Além disso, aprofundaremos a importância dos testes de contato realizados por alergistas para diagnosticar com precisão as alergias a metais e como a detecção precoce pode prevenir reações adversas e falhas de implantes.
Quem é Dr Octavio Grecco?
Nasci em uma família de alérgicos e desde dois anos comecei a manifestar asma e rinite. Naquela época não havia os medicamentos que temos hoje e por isso acabei sofrendo muitas crises, e com restrições para atividades físicas como andar de bicicleta, jogar futebol e até mesmo com a necessidade de internação hospitalar.

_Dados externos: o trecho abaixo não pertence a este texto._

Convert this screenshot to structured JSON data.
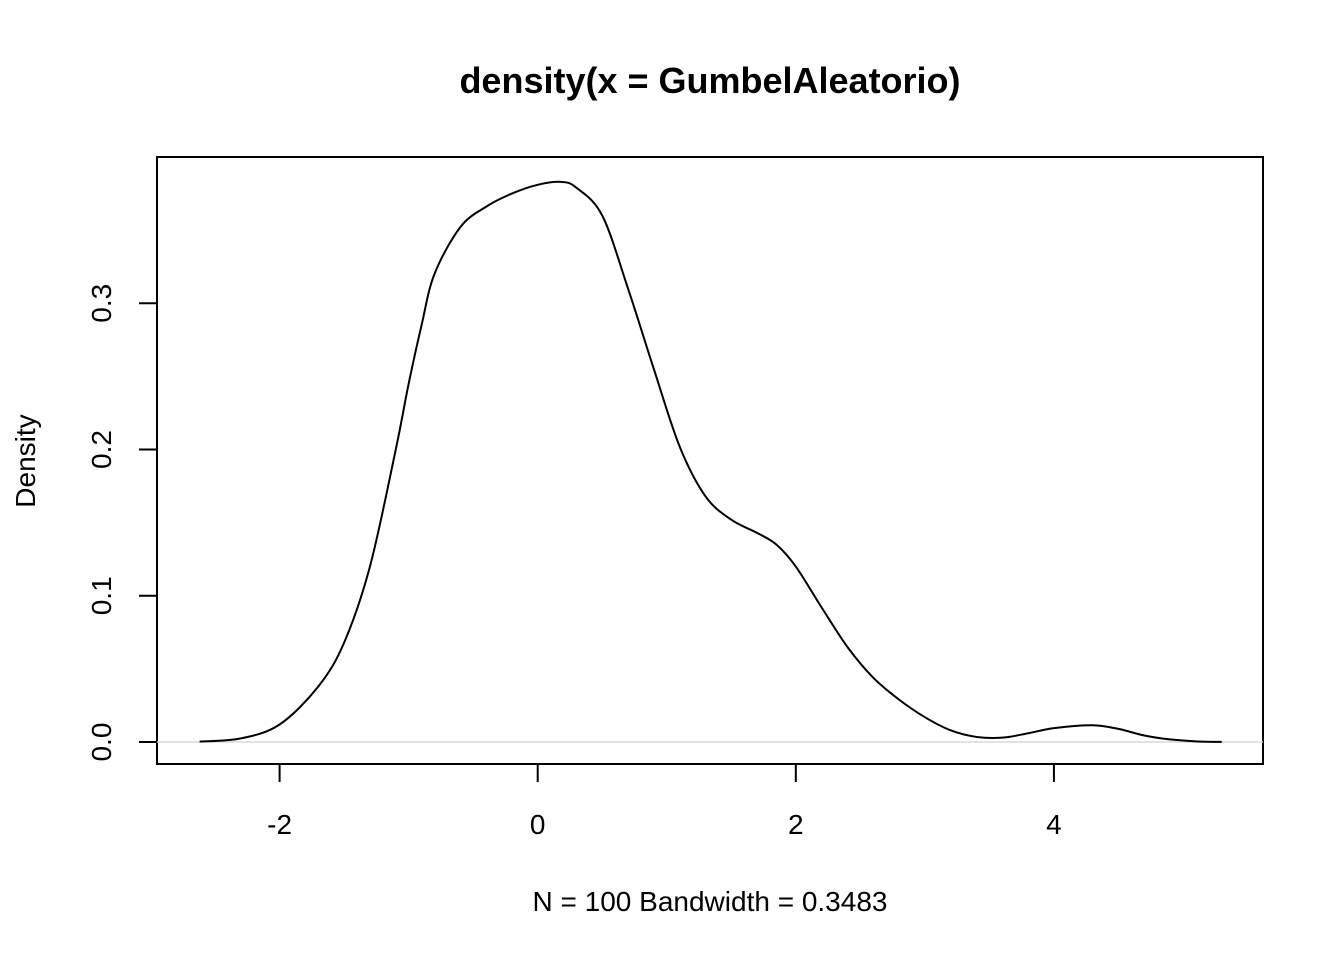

Meu pai era biólogo e professor, e conversávamos muito sobre ciência e saúde e isto me estimulou o interesse pela Medicina. Na Faculdade tive o despertar do meu interesse pela Imunologia e Alergia, com certeza devido às alergias que ainda tenho. Então me especializei em Alergia e Imunologia Clínica.
E também por influência de meu pai acabei seguindo carreira acadêmica, dedicando-me a ensinar alergia e Imunologia para médicos estagiários e residentes do Serviço de Imunologia Clinica e Alergia do Hospital das Clínicas da Faculdade de Medicina da USP.
Como sempre tive formação Humanista e sendo Alergologista, sempre avalio o paciente integralmente e não somente sua “pele alérgica” (p.ex.), pois o paciente é alérgico na totalidade. Com esta visão global tenho a possibilidade de ajudar as pessoas alérgicas e consequentemente melhorar sua qualidade vida.
Minha formação:
- Formado em Medicina pela Faculdade de Medicina da PUC -SP 1988.
- Residência em Clínica Médica 3 anos SUS SP.
- Especialização em Alergia e Imunologia Clínica no Hospital das Clínicas – Faculdade de Medicina da USP.
- Mestrado em Medicina pela Faculdade de Medicina da USP.
- Médico Responsável pelo Ambulatório de Dermatite de Contato e Reações a Implantes do Hospital das Clínicas FMUSP.
- Médico Responsável pelo Ambulatório de Candidíase Vaginal de Repetição e Herpes de Repetição do Hospital das Clínicas da FMUSP.
- Médico Assistente do Ambulatório de Imunodeficiências Primárias do Hospital das Clínicas da FMUSP.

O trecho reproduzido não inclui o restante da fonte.